Glossary
Topic 8 Foundation Engineering “A”
Peter,
glossary …………….
Accuracy:
When an experiment is repeated a sufficient number of times under identical
conditions the results may be plotted as a distribution. The difference between the
average of this distribution and the true value is the accuracy. Thus accuracy is
different from precision; see “Precision” in this glossary.
Precision:
When an experiment is repeated a sufficient number of times under identical
conditions the results may be plotted as a distribution. The spread or scatter of the
experimental values is the precision. It is also called the reproducibility or
repeatability. Thus precision is different from accuracy; see “Accuracy” in this
glossary.
Significant Figures:
Significant figures and significant digits are used interchangeably. The number of
significant figures is the number if digits in an experimental value that are
significant in terms of the precision of the measurement.
Rounded:
A calculator often produces an answer to many decimal places.
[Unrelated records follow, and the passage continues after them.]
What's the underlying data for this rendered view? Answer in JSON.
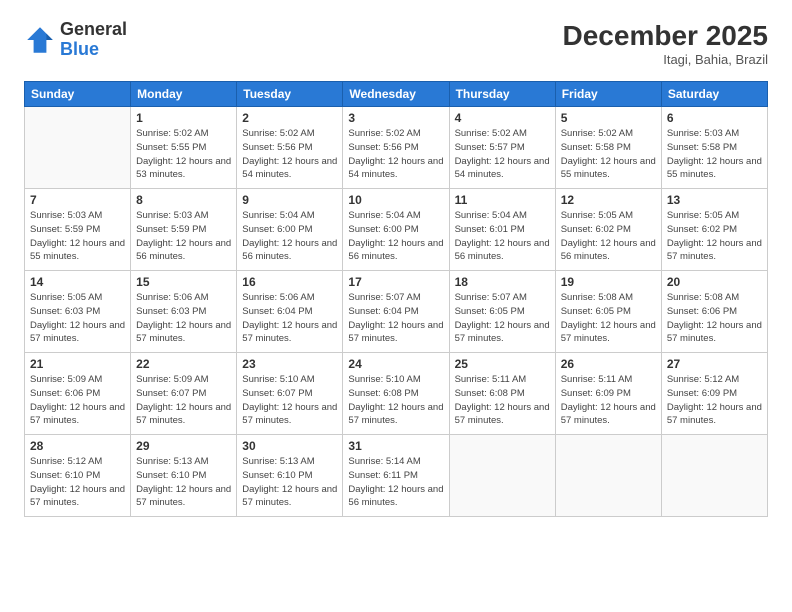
{
  "header": {
    "logo": {
      "general": "General",
      "blue": "Blue"
    },
    "title": "December 2025",
    "location": "Itagi, Bahia, Brazil"
  },
  "weekdays": [
    "Sunday",
    "Monday",
    "Tuesday",
    "Wednesday",
    "Thursday",
    "Friday",
    "Saturday"
  ],
  "weeks": [
    [
      {
        "day": "",
        "empty": true
      },
      {
        "day": "1",
        "sunrise": "5:02 AM",
        "sunset": "5:55 PM",
        "daylight": "12 hours and 53 minutes."
      },
      {
        "day": "2",
        "sunrise": "5:02 AM",
        "sunset": "5:56 PM",
        "daylight": "12 hours and 54 minutes."
      },
      {
        "day": "3",
        "sunrise": "5:02 AM",
        "sunset": "5:56 PM",
        "daylight": "12 hours and 54 minutes."
      },
      {
        "day": "4",
        "sunrise": "5:02 AM",
        "sunset": "5:57 PM",
        "daylight": "12 hours and 54 minutes."
      },
      {
        "day": "5",
        "sunrise": "5:02 AM",
        "sunset": "5:58 PM",
        "daylight": "12 hours and 55 minutes."
      },
      {
        "day": "6",
        "sunrise": "5:03 AM",
        "sunset": "5:58 PM",
        "daylight": "12 hours and 55 minutes."
      }
    ],
    [
      {
        "day": "7",
        "sunrise": "5:03 AM",
        "sunset": "5:59 PM",
        "daylight": "12 hours and 55 minutes."
      },
      {
        "day": "8",
        "sunrise": "5:03 AM",
        "sunset": "5:59 PM",
        "daylight": "12 hours and 56 minutes."
      },
      {
        "day": "9",
        "sunrise": "5:04 AM",
        "sunset": "6:00 PM",
        "daylight": "12 hours and 56 minutes."
      },
      {
        "day": "10",
        "sunrise": "5:04 AM",
        "sunset": "6:00 PM",
        "daylight": "12 hours and 56 minutes."
      },
      {
        "day": "11",
        "sunrise": "5:04 AM",
        "sunset": "6:01 PM",
        "daylight": "12 hours and 56 minutes."
      },
      {
        "day": "12",
        "sunrise": "5:05 AM",
        "sunset": "6:02 PM",
        "daylight": "12 hours and 56 minutes."
      },
      {
        "day": "13",
        "sunrise": "5:05 AM",
        "sunset": "6:02 PM",
        "daylight": "12 hours and 57 minutes."
      }
    ],
    [
      {
        "day": "14",
        "sunrise": "5:05 AM",
        "sunset": "6:03 PM",
        "daylight": "12 hours and 57 minutes."
      },
      {
        "day": "15",
        "sunrise": "5:06 AM",
        "sunset": "6:03 PM",
        "daylight": "12 hours and 57 minutes."
      },
      {
        "day": "16",
        "sunrise": "5:06 AM",
        "sunset": "6:04 PM",
        "daylight": "12 hours and 57 minutes."
      },
      {
        "day": "17",
        "sunrise": "5:07 AM",
        "sunset": "6:04 PM",
        "daylight": "12 hours and 57 minutes."
      },
      {
        "day": "18",
        "sunrise": "5:07 AM",
        "sunset": "6:05 PM",
        "daylight": "12 hours and 57 minutes."
      },
      {
        "day": "19",
        "sunrise": "5:08 AM",
        "sunset": "6:05 PM",
        "daylight": "12 hours and 57 minutes."
      },
      {
        "day": "20",
        "sunrise": "5:08 AM",
        "sunset": "6:06 PM",
        "daylight": "12 hours and 57 minutes."
      }
    ],
    [
      {
        "day": "21",
        "sunrise": "5:09 AM",
        "sunset": "6:06 PM",
        "daylight": "12 hours and 57 minutes."
      },
      {
        "day": "22",
        "sunrise": "5:09 AM",
        "sunset": "6:07 PM",
        "daylight": "12 hours and 57 minutes."
      },
      {
        "day": "23",
        "sunrise": "5:10 AM",
        "sunset": "6:07 PM",
        "daylight": "12 hours and 57 minutes."
      },
      {
        "day": "24",
        "sunrise": "5:10 AM",
        "sunset": "6:08 PM",
        "daylight": "12 hours and 57 minutes."
      },
      {
        "day": "25",
        "sunrise": "5:11 AM",
        "sunset": "6:08 PM",
        "daylight": "12 hours and 57 minutes."
      },
      {
        "day": "26",
        "sunrise": "5:11 AM",
        "sunset": "6:09 PM",
        "daylight": "12 hours and 57 minutes."
      },
      {
        "day": "27",
        "sunrise": "5:12 AM",
        "sunset": "6:09 PM",
        "daylight": "12 hours and 57 minutes."
      }
    ],
    [
      {
        "day": "28",
        "sunrise": "5:12 AM",
        "sunset": "6:10 PM",
        "daylight": "12 hours and 57 minutes."
      },
      {
        "day": "29",
        "sunrise": "5:13 AM",
        "sunset": "6:10 PM",
        "daylight": "12 hours and 57 minutes."
      },
      {
        "day": "30",
        "sunrise": "5:13 AM",
        "sunset": "6:10 PM",
        "daylight": "12 hours and 57 minutes."
      },
      {
        "day": "31",
        "sunrise": "5:14 AM",
        "sunset": "6:11 PM",
        "daylight": "12 hours and 56 minutes."
      },
      {
        "day": "",
        "empty": true
      },
      {
        "day": "",
        "empty": true
      },
      {
        "day": "",
        "empty": true
      }
    ]
  ]
}
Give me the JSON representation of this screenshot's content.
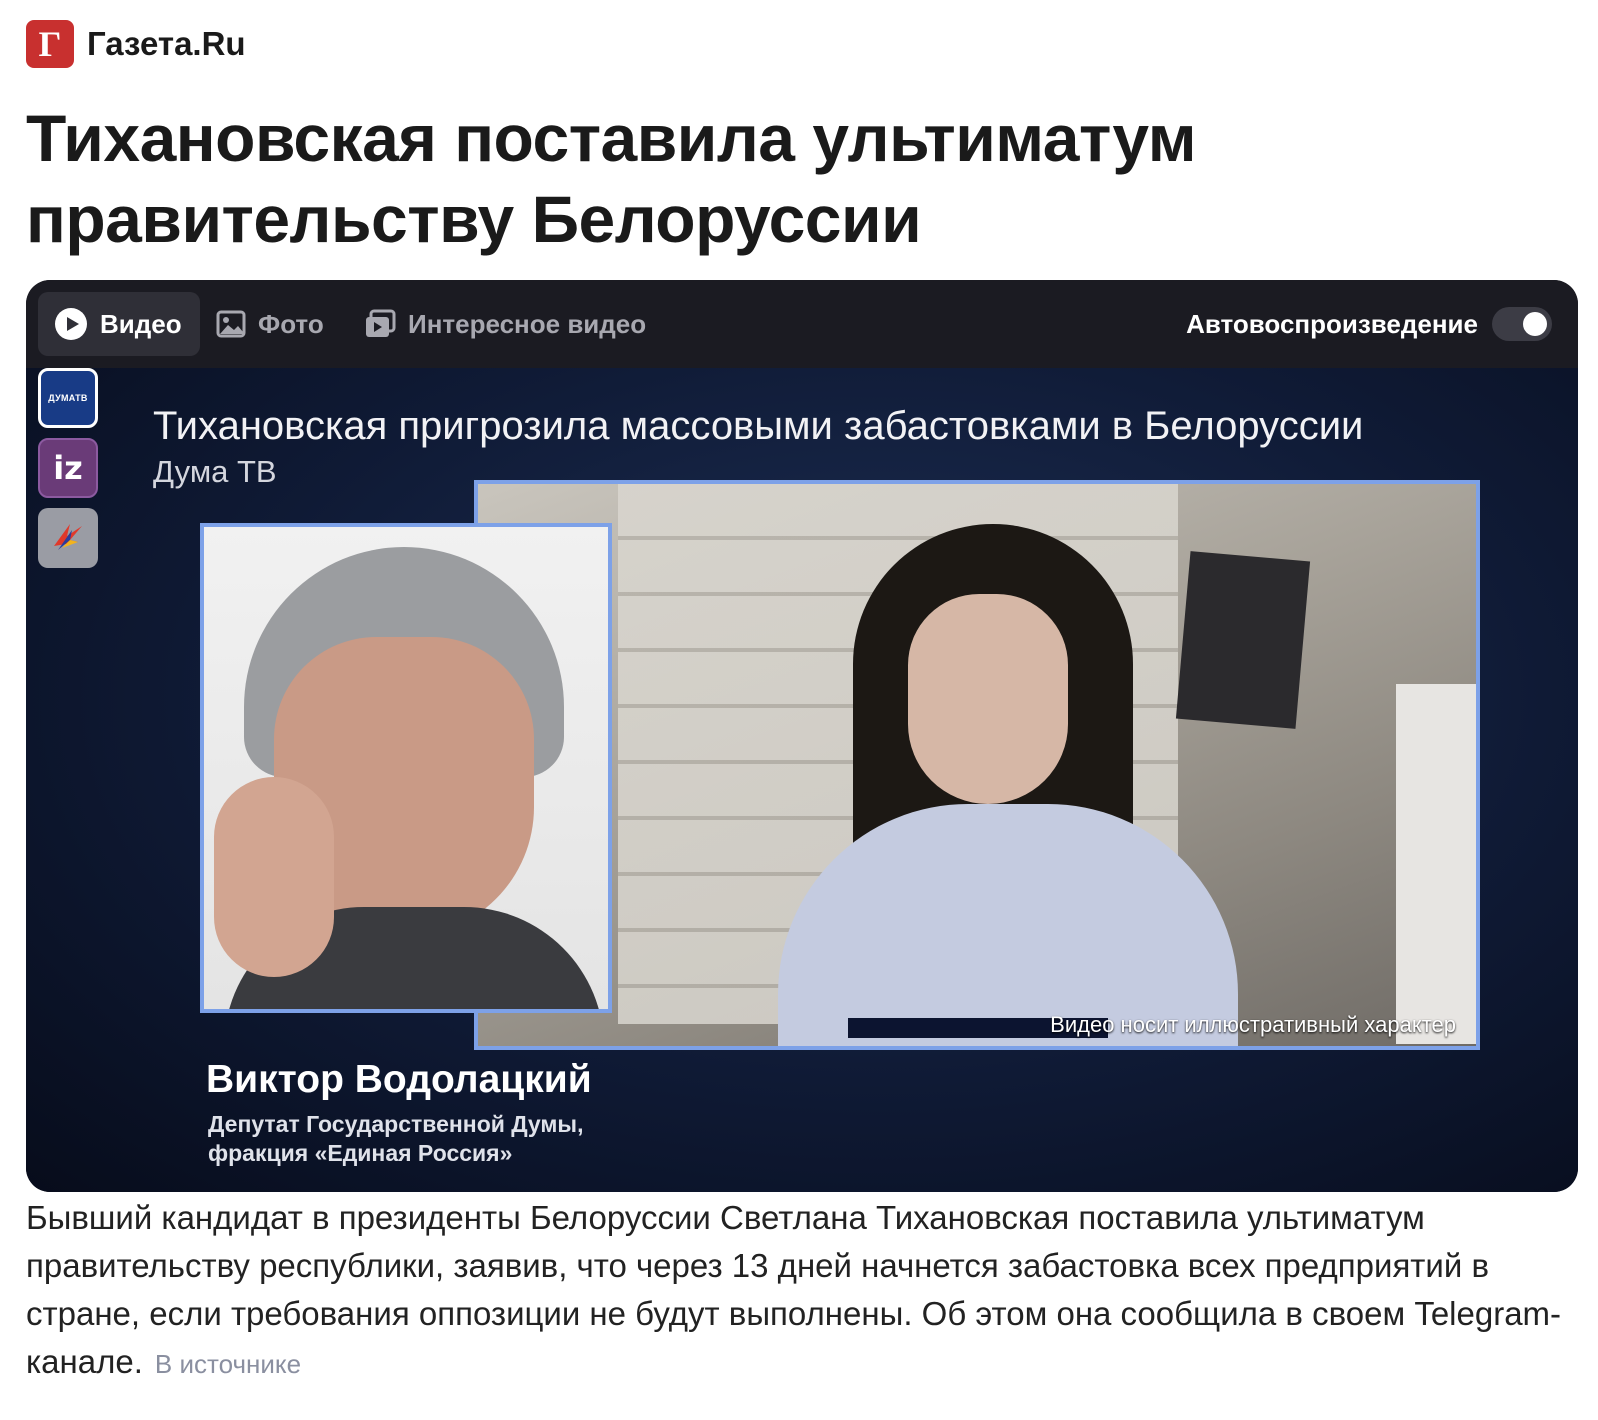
{
  "source": {
    "logo_letter": "Г",
    "name": "Газета.Ru",
    "brand_color": "#c8302f"
  },
  "headline": "Тихановская поставила ультиматум правительству Белоруссии",
  "player": {
    "tabs": [
      {
        "label": "Видео",
        "icon": "play-circle-icon",
        "active": true
      },
      {
        "label": "Фото",
        "icon": "image-icon",
        "active": false
      },
      {
        "label": "Интересное видео",
        "icon": "video-stack-icon",
        "active": false
      }
    ],
    "autoplay_label": "Автовоспроизведение",
    "autoplay_on": true,
    "channels": [
      {
        "label": "ДУМАТВ",
        "active": true
      },
      {
        "label": "iz",
        "active": false
      },
      {
        "label": "",
        "icon": "bird-logo-icon",
        "active": false
      }
    ],
    "video": {
      "title": "Тихановская пригрозила массовыми забастовками в Белоруссии",
      "channel": "Дума ТВ",
      "note": "Видео носит иллюстративный характер",
      "speaker_name": "Виктор Водолацкий",
      "speaker_role_line1": "Депутат Государственной Думы,",
      "speaker_role_line2": "фракция «Единая Россия»"
    }
  },
  "lead": {
    "text": "Бывший кандидат в президенты Белоруссии Светлана Тихановская поставила ультиматум правительству республики, заявив, что через 13 дней начнется забастовка всех предприятий в стране, если требования оппозиции не будут выполнены. Об этом она сообщила в своем Telegram-канале.",
    "source_link": "В источнике"
  }
}
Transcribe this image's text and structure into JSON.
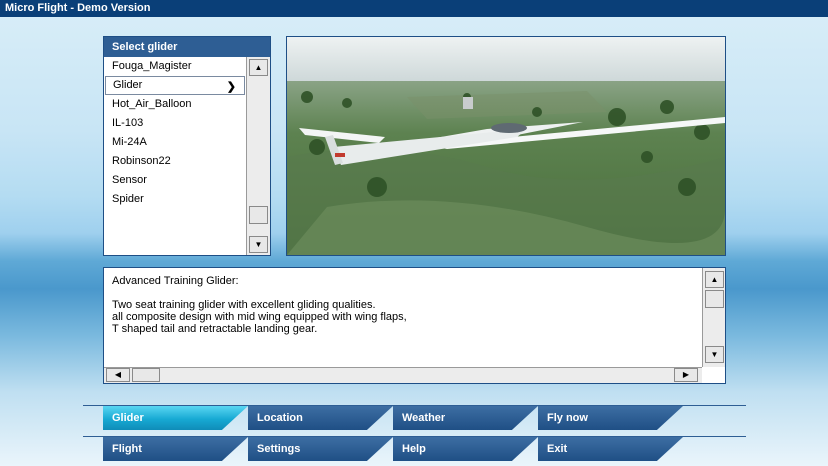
{
  "window": {
    "title": "Micro Flight - Demo Version"
  },
  "glider_list": {
    "header": "Select glider",
    "items": [
      {
        "label": "Fouga_Magister"
      },
      {
        "label": "Glider"
      },
      {
        "label": "Hot_Air_Balloon"
      },
      {
        "label": "IL-103"
      },
      {
        "label": "Mi-24A"
      },
      {
        "label": "Robinson22"
      },
      {
        "label": "Sensor"
      },
      {
        "label": "Spider"
      }
    ],
    "selected": "Glider"
  },
  "description": {
    "lines": [
      "Advanced Training Glider:",
      "",
      "Two seat training glider with excellent gliding qualities.",
      "all composite design with mid wing equipped with wing flaps,",
      "T shaped tail and retractable landing gear."
    ]
  },
  "menu": {
    "row1": [
      {
        "label": "Glider",
        "active": true
      },
      {
        "label": "Location",
        "active": false
      },
      {
        "label": "Weather",
        "active": false
      },
      {
        "label": "Fly now",
        "active": false
      }
    ],
    "row2": [
      {
        "label": "Flight",
        "active": false
      },
      {
        "label": "Settings",
        "active": false
      },
      {
        "label": "Help",
        "active": false
      },
      {
        "label": "Exit",
        "active": false
      }
    ]
  },
  "colors": {
    "titlebar": "#0a3f78",
    "menu_button": "#2e5e94",
    "menu_active": "#17a9d3"
  }
}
Such a result
should be rounded to retain only the number of significant digits in accordance
with the rules of significant figures and the rules of significant arithmetic, see both
“Significant Figures” and “Significant Arithmetic” in this glossary. It is good practice
in a chain of calculations to hold intermediate answers to a higher precision and
then round once the final result has been found.
Significant Arithmetic:
Significant arithmetic refers to the multiplication, division, addition and subtraction
of experimentally determined values. There are rules to determine the number of
significant figures that should be applied to the result. However, the basic
requirement is that the result can be no more precise than the least precisely
known of the starting value.
Significant Multiplication:
The rule of significant multiplication is that if two experimental quantities are
multiplied together, the result of the calculation should be rounded to the number
of significant figures that applies to the least precisely known of the two starting
values. This is the same rule that applies to “Significant Division”, see this
glossary. What is important is the smaller number of significant figures of the two
starting values.
Significant Multiplication:
The rule of significant division is that if two experimental quantities are divided one
into the other, the result of the calculation should be rounded to the number of
significant figures that applies to the least precisely known of the two starting
values. This is the same rule that applies to “Significant Multiplication”, see this
glossary. What is important is the smaller number of significant figures of the two
starting values.
Significant Addition:
The rule of significant addition is that if two experimental quantities are added
together, the result of the calculation should be rounded to the position of the least
significant digit of the more imprecisely known of the two starting values. This is
the same rule that applies to “Significant Subtraction”, see this glossary. What is
important is the position of the least significant figure not the number.
Significant Subtraction:
The rule of significant subtraction is that if two experimental quantities are
subtracted one from the other, the result of the calculation should be rounded to
the position of the least significant digit of the more imprecisely known of the two
starting values. This is the same rule that applies to “Significant Addition”, see this
glossary. What is important is the position of the least significant figure not the
number.
Random Error:
Random errors are an unpredictable variation in either the measured instrument
reading from its true value, or a random variation of an observer’s interpretation of
the measurement from its true value. Random errors are evident when the
measured values vary randomly around the true value; all measurements contain
random errors
Systematic Errors:
Systematic errors are identified as an offset of the measured value from its true
value and are caused either by the instrument or the observer’s technique or
environmental interference. Systematic errors are evident when the measured
value varies randomly, but is always offset either on one side or the other from the
true value
Propagation Errors:
These are errors that arise because experimental measured values are entered
into a function to find some result and, as a result of the nature of the function,
errors propagate through to the final result. However, knowing the functional
relationship between the starting values mathematics may be used to predict the
propagation error in the final result.